Before the Coffee Gets Cold by Toshikazu Kawaguchi
I would Picador for an advance copy of this novel in exchange for a fair and honest review
Publisher – Picador
Published – Out Now
Price – £8.99 paperback
In a small back alley in Tokyo, there is a café which has been serving carefully brewed coffee for more than one hundred years. But this coffee shop offers its customers a unique experience; the chance to ravel back in time. In Before the Coffee Gets Cold, we meet four visitors; each of whom is hoping to make use of the café’s time-travelling offer….
There are all moments in life you wish you could revisit. The last time you saw a relative; a particular argument that you never could go back on; but what exactly would you do? Is the past fixed? Would you change your mind? IN Toshikazu Kawaguchi’s novel (here translated by Geoffrey Trousselot) a chance to revisit the past has implications for each of the four people who seek the offer. Unfortunately, I found their trips in time to really serve a very pointed agenda over the best way to behave.
In Tokyo there is an urban legend about a café called Funiculi Funicular. There is a apparently a seat where if you sit there and have a cup of coffee you can travel in time. Many people sought it out but soon the attraction faded. Because in this dark timeless café the rules are you can never leave the seat; only there as long as the coffee gets warm and they can’t actually change the past. Oh, and these days the seat is permanently occupied by a ghost (of a person who broke the rules) so you have to wait until they go the toilet before you can try. A police box this is not! Over the course of this novel we meet four people who have very specific reason to go back and in each the change they make is more for their own futures.
So yes, it’s a unique concept and I like the low tech approach of a magical café and it’s more low key staff who just all work around the seat and ghost rather than making it some world shattering discovery. The whole style of the novel is this is a normal world even with time travel but my issue with the novel was how the four women all chosen to time travel were all getting a cosmic pull your socks up experience in how women should behave. In one a young powerful executive was being chided for not telling her ex-boyfriend she really loved him; a woman with a husband with Alzheimers was told effectively it better to lie to a husband that all will be well in the future then carry on living while he declines. But the final two stories are were I saw red – in the third tale an ongoing character who owns a nearby Inn who we have met in earlier tales was revealed to have left her parent’s hotel many years ago to live her own life.
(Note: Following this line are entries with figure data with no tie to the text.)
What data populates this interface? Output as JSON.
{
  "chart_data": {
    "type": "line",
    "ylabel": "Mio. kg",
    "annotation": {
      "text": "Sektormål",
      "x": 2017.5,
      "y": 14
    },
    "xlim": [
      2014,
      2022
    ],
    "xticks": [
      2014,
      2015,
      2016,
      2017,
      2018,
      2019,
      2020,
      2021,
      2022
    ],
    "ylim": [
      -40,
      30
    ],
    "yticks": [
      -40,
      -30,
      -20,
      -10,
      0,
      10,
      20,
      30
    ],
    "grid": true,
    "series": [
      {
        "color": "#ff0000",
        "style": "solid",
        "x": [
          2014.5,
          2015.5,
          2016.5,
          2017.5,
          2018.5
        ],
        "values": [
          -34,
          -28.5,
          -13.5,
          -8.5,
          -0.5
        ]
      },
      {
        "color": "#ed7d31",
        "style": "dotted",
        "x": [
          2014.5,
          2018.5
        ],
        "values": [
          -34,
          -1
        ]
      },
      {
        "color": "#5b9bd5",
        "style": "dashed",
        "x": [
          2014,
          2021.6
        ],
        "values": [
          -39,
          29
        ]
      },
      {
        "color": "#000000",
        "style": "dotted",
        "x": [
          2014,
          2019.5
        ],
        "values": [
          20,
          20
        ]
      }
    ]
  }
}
A family tragedy means when she has her trip in time is the universe apparently told her to give up having her own place; dressing and behaving rebelliously (aka drinking; smoking and wearing leopard print tops) and instead she goes back home and dress traditionally. The final tale is where a woman is pregnant with a heart condition which in childbirth would be fatal. The hotel shows her an unusual trip to the future and shows her that her sacrifice will mean a happy young woman is born out of her personal tragedy…
The whole philosophy of the tales is that women need to pay better attention to their men; not rebel and follow their natural roles whatever the cost to themselves and I found this incredibly increasingly patronising and sexist as the novel progressed. It increasingly became evident this was the theme as I realised the ghost would of course be a woman who did not follow the rules when trying to talk to a lover. Kawaguchi seems fond to have women see the error of their ways and behave better – the high-flying executive we meet in the first tale is even apparently happier in the future to just help run the café. I will be honest by the end I was just wanting this café to suffer an accidental fire and have no more lives ruined. It’s a cosy time travel novel with a razor sharp unpleasant sexist moral message that really didn’t work for me. I prefer my time travel to be a bit more rebellious; very aptly this is not my cup of tea at all.